俺たちは今、学校の屋上から落ちた生徒のことで授業が中止となり、全校生徒が教室で自習をさせられている。
「それにしても、屋上から落ちた生徒ってやっぱり樟だよな。」
「そうみたいね、先生たちは隠してるようだけど同じクラスメイトの席位把握してるに決まっているのだから、わかないはずないでしょうに。」
「やっぱり、樟の事どうにかするんだったな。」
「イジメのことならもう手遅れだったのよ、そう気を落とさなくてもいいのよカズマは。」
同じクラスの生徒が落ちたことで落ち込んでいる俺を慰めるのは、幼少期からの付き合いのある幼馴染、西沢 夏姫だった。
彼女とは幼少期の付き合いもあり、今まで同じ学校に通っており一番気の知れた相手である。しかし、彼女にはいつも言っていることがある。
「夏姫、いい加減に俺をカズマって呼ぶのやめろ。俺の名前光野 一正だ。」
この幼馴染はいつも俺のことを一正と呼ばずに、カズマと呼ぶので周りからもいつの間にかそう呼ばれてしまっている。

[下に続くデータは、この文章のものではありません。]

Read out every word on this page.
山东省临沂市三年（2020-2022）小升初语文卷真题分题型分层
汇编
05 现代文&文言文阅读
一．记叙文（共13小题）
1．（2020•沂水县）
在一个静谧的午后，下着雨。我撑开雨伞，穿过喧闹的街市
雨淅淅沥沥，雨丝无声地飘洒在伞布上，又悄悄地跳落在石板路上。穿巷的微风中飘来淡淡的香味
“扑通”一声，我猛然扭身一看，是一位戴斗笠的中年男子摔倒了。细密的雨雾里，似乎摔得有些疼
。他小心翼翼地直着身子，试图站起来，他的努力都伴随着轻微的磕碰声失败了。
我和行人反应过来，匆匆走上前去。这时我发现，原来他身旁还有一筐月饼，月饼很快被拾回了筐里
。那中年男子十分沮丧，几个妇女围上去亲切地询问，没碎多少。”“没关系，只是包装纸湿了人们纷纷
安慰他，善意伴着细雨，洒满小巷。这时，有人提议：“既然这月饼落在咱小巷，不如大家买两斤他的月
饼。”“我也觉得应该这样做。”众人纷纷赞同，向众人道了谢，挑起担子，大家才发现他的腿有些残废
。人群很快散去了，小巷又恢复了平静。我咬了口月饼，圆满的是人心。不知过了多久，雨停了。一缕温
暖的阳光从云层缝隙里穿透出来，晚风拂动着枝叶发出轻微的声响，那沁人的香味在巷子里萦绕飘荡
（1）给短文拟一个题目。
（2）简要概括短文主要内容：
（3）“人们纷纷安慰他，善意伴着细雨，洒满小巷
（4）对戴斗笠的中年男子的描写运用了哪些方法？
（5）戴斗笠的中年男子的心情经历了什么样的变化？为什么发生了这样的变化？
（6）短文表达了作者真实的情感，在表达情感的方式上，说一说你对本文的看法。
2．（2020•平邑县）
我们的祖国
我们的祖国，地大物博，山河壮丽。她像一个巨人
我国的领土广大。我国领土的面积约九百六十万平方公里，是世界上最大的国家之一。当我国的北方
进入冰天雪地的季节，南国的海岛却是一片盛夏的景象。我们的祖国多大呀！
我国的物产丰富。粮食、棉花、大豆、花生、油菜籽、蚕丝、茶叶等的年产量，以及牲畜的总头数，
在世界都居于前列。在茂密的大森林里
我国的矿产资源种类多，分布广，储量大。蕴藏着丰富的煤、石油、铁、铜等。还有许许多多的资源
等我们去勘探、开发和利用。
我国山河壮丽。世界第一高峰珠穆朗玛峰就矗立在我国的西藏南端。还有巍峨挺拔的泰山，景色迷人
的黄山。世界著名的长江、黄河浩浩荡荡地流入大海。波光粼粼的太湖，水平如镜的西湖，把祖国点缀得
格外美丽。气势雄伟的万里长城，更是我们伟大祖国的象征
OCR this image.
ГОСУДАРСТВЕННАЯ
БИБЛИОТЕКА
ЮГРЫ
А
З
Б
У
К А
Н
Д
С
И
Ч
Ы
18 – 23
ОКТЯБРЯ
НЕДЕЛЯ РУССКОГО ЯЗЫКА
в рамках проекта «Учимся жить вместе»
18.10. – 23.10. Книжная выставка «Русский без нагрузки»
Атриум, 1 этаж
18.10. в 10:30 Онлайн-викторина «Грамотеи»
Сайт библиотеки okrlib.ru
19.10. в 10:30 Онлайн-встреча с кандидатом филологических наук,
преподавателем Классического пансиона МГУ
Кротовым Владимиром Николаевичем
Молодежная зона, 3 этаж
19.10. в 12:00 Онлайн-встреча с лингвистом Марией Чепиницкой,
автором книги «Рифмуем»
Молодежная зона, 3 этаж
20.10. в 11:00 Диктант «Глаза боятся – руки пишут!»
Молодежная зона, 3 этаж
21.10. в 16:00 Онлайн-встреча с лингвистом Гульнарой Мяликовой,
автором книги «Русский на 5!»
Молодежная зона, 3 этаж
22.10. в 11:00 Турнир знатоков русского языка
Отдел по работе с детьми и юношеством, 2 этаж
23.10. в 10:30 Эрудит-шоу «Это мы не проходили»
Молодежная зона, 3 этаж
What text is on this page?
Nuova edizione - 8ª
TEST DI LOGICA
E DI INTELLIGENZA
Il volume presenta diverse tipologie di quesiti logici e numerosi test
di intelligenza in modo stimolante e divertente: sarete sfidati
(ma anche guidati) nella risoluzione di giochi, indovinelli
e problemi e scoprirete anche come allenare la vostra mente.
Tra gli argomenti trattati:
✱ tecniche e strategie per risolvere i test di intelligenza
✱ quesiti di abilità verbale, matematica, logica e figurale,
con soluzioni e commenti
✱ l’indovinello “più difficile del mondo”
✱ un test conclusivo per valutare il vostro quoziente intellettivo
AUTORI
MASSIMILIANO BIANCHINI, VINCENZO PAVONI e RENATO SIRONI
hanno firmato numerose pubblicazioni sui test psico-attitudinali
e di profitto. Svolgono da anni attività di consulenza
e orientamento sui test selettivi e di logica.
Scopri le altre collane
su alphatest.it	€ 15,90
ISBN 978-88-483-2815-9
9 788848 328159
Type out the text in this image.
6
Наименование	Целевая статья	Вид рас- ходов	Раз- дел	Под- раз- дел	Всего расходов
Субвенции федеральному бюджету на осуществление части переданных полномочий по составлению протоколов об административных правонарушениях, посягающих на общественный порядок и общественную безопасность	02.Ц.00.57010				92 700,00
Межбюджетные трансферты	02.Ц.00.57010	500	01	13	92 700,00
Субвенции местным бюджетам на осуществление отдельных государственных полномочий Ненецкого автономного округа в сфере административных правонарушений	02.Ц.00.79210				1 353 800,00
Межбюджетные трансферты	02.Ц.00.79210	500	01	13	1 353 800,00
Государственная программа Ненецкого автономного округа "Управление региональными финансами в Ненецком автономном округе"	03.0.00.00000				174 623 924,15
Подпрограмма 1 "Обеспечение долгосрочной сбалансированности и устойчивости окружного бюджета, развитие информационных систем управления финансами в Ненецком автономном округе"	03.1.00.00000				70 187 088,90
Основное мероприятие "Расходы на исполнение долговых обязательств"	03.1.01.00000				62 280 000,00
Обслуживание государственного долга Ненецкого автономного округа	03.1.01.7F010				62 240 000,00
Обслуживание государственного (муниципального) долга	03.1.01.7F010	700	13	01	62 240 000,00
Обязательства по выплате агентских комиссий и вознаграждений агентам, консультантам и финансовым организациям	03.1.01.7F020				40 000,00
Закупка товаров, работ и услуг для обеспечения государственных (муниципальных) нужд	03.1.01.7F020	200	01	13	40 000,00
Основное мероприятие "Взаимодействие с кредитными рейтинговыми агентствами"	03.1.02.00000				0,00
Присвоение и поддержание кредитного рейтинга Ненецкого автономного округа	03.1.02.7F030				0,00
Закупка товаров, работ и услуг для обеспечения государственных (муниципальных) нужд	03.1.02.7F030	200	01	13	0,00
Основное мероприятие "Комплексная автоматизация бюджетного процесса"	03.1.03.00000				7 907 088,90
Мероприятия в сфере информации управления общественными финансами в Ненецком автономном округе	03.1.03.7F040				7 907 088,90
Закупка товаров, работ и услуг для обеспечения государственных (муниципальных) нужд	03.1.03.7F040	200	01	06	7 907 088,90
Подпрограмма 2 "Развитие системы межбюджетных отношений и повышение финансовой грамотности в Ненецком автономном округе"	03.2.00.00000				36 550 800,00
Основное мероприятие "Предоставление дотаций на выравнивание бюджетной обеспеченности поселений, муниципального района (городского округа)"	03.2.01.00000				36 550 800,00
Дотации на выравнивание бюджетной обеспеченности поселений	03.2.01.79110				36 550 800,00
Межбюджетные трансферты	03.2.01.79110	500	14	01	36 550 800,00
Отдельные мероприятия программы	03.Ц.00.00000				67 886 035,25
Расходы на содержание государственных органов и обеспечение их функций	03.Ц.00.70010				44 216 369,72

「そんなに嫌だったら、早く私から一本取ればいいのに。」
「俺が勝てないことを分かってて言ってるだろ。」
「そうよ。」
小さいころからそう呼ばれていた俺は何としてでも自分の名前を呼ばせたくて頼んでみたところ、剣道で一本を取れたらちゃんとした名前で呼んでくれると約束し、何度となく挑んでみたものの、今まで一本もとることができないでいる。
夏姫の家は先祖代々から伝わる剣道家の家の子で俺が剣道を始める前から教え込まれており、俺とでは経験の差が違うために相手にならないのだ。
「お前らの何時もの会話はいいから、さっさと本題に戻ろうぜ、カズマ。」
「そ、そうですね。私たちだって関係あることかもしれないんですし。」
そう言って、俺たちの会話を横から止めて本題へ戻すように促したのは中学時代から知り合った速実 蒼真と波風 時雨の二人だった。
「そうだな、今は樟の事だったな。」
「そうだぜ、あいつだって好きで死ぬようなやつじゃねぇしな。」
「そ、そうですよ!楠君は絶対に自殺なんかする人じゃないですよ!」
俺たち四人は樟が中学時代からイジメを受けていたことを知っていて何度か助けようとしたが、周りから止められてしまい一度も助けることができなかった。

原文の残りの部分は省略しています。